Advantages and Disadvantages

Advantages:
  • Simplicity.
    Each division follows one attribute, so you can easily interpret the results and quickly find the conditions that influenced them the most. For example, why a bank employee refused a loan to an applicant? Because of age, lack of documents confirming income, or past due payments on past loans.
Disadvantages:
  • Limited use.
    The simplicity of the method is both an advantage and a disadvantage. Because of this, the use of the decision tree is limited. The algorithm is not suitable for solving problems with more complex dependencies.
  • Tendency to overlearn.
    The decision tree model adjusts to the data it receives and looks for features that increase the likelihood. The tree creates subgroups of elements until the final subgroup becomes homogeneous in all respects or gives a perfect prediction. Because of this, the algorithm will not be able to make a prediction for characteristics that were not in the training sample.

Linear models can make predictions for values that were not in the sample, but decision trees cannot, since this method is based on averaging values.

How to Build a Decision Tree?

In data analysis and machine learning, a decision tree does not need to be manually created. Analysts use special libraries for this, which are available in two programming languages: R and Python.
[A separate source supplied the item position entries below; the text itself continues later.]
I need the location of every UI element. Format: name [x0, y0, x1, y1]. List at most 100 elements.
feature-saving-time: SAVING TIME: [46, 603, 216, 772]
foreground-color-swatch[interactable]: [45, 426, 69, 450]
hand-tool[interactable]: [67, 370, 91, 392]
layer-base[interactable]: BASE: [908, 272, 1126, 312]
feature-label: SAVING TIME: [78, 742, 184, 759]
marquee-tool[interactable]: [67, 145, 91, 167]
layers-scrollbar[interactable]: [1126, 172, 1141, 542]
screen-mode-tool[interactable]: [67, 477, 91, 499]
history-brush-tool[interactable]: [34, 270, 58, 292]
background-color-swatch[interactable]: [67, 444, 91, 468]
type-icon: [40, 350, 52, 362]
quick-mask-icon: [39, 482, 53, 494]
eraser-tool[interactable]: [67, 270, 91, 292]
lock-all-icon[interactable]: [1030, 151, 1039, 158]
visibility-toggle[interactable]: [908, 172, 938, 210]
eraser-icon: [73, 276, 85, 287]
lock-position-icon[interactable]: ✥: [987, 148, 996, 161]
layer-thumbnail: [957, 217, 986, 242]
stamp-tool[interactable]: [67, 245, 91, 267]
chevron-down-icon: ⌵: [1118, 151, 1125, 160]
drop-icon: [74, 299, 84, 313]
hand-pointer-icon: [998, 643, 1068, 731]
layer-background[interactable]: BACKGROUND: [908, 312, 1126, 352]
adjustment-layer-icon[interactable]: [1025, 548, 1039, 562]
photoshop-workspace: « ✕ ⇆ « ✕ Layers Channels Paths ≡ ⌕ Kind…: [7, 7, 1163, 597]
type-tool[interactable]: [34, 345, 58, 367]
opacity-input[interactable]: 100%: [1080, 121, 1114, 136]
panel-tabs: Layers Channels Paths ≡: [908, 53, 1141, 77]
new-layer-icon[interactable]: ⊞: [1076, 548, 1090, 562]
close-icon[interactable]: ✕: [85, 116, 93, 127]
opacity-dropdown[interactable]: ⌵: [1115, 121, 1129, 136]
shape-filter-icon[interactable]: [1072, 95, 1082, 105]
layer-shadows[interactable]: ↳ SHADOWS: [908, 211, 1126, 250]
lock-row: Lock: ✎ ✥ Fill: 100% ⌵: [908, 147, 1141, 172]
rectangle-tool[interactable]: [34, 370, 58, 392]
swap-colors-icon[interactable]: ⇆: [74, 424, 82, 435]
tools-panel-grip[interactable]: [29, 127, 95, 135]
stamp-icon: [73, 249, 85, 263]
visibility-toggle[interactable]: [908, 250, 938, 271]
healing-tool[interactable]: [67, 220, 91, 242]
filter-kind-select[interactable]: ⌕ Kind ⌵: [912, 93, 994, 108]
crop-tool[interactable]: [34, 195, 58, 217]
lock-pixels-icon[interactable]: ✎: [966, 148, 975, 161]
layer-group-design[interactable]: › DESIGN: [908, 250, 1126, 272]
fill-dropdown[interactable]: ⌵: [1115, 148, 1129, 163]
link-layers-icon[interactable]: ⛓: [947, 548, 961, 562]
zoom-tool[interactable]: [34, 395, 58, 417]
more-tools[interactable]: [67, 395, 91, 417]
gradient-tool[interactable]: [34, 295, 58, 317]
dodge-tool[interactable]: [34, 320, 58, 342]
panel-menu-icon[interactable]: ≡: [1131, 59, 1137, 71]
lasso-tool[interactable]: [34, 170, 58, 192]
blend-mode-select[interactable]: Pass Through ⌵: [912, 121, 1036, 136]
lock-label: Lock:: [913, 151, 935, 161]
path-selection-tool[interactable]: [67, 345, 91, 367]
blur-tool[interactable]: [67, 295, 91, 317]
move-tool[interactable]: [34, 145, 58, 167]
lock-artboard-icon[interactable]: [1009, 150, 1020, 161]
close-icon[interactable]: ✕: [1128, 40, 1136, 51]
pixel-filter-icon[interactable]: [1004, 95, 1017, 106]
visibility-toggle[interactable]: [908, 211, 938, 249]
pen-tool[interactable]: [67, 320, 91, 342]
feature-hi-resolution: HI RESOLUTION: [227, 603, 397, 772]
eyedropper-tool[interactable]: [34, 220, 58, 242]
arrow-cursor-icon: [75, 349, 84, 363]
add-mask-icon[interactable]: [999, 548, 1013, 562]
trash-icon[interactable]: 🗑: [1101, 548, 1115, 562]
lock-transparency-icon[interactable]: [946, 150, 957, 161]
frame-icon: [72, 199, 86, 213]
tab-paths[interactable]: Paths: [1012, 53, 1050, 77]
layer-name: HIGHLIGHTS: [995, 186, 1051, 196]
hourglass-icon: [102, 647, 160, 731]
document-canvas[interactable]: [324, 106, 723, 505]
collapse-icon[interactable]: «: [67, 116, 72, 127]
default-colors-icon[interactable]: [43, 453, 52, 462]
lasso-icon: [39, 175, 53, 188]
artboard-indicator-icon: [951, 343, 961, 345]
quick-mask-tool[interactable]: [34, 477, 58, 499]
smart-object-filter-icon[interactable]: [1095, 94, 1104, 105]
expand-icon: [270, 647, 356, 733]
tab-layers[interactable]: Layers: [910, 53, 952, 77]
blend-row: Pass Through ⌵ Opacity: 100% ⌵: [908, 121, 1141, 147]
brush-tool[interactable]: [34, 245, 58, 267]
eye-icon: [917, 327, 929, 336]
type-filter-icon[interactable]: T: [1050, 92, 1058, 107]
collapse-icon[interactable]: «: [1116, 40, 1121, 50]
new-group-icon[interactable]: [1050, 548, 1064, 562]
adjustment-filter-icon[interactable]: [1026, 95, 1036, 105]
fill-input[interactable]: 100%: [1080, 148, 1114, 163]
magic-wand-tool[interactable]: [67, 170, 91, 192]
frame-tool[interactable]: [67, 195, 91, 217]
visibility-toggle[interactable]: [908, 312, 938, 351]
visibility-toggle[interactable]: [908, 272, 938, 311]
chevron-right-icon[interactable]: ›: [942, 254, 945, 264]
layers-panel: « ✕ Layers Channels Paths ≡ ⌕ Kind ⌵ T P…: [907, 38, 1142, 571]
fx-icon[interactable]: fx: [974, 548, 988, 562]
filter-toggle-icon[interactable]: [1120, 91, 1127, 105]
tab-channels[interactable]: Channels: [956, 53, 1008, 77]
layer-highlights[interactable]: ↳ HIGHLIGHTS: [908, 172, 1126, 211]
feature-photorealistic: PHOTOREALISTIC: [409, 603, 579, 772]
Within Python, for example, there is a free scikit-learn library of standard machine learning models that provides a Decision Tree class with pre-cooked code.

Main Steps

Before building a decision tree using pre-built code, it's required to:

  1. Collect data and do exploratory analysis.
    First, experts analyze the data and look for common patterns and anomalies. Then they form a hypothesis about the format of the model - why the decision tree is suitable for the task. At this stage, hypotheses are also built about the influence of factors on the dependent variable and the data pre-preparation pipeline.
  2. Conduct pre-training.
    The data is brought to the desired format and cleaned of anomalies. There are special algorithms and approaches for data preprocessing such as filling gaps with mean, median values, normalization of indicators relative to each other, removal of anomalies if necessary, and categorization of variables.
  3. Form a deferred sample.
    A small part of all the data needs to be set aside, analyzed independently and determine the main value for the final result. This is done so that after training the decision tree model, you can compare the results and check the quality of the algorithm on observations that the trained model has not seen before.
  4. Build a decision tree and run model training.
    At this stage, the library is loaded with data or the part that remains after the formation of the delayed sample, and the conditions of the problem. “If…then…” rules are generated automatically during model training.
  5. Compare the results on the training sample and on the deferred one.
    If the results are comparable and the deferred sample is formed correctly, then the model algorithm is working correctly. The analyst then saves the code of the trained model and uses it to make decisions and create predictions based on the new data.